Omega-conotoxin MVIIA reduces neuropathic pain after spinal cord injury by inhibiting N-type voltage-dependent calcium channels on spinal dorsal horn.

Abstract

Spinal cord injury (SCI) leads to the development of neuropathic pain. Although a multitude of pathological processes contribute to SCI-induced pain, excessive intracellular calcium accumulation and voltage-gated calcium-channel upregulation play critical roles in SCI-induced pain. However, the role of calcium-channel blockers in SCI-induced pain is unknown. Omega-conotoxin MVIIA (MVIIA) is a calcium-channel blocker that selectively inhibits N-type voltage-dependent calcium channels and demonstrates neuroprotective effects. Therefore, we investigated spinal analgesic actions and cellular mechanisms underlying the analgesic effects of MVIIA in SCI. We used SCI-induced pain model rats and conducted behavioral tests, immunohistochemical analyses, and electrophysiological experiments (in vitro whole-cell patch-clamp recording and in vivo extracellular recording).
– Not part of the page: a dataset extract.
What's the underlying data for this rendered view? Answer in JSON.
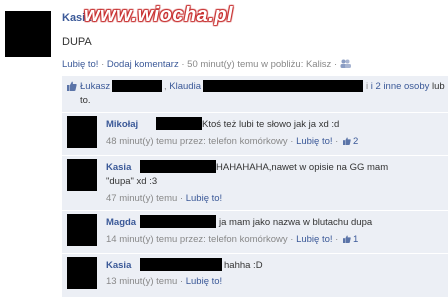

A behavior study suggested intrathecal MVIIA administration in the acute phase after SCI induced analgesia for mechanical allodynia. Immunohistochemical experiments and in vivo extracellular recordings suggested that MVIIA induces analgesia in SCI-induced pain by directly inhibiting neuronal activity in the superficial spinal dorsal horn. In vitro whole-cell patch-clamp recording showed that MVIIA inhibits presynaptic N-type voltage-dependent calcium channels expressed on primary afferent Aδ-and C-fiber terminals and suppresses the presynaptic glutamate release from substantia gelatinosa in the spinal dorsal horn. In conclusion, MVIIA administration in the acute phase after SCI may induce analgesia in SCI-induced pain by inhibiting N-type voltage-dependent calcium channels on Aδ-and C-fiber terminals in the spinal dorsal horn, resulting in decreased neuronal excitability enhanced by SCI-induced pain.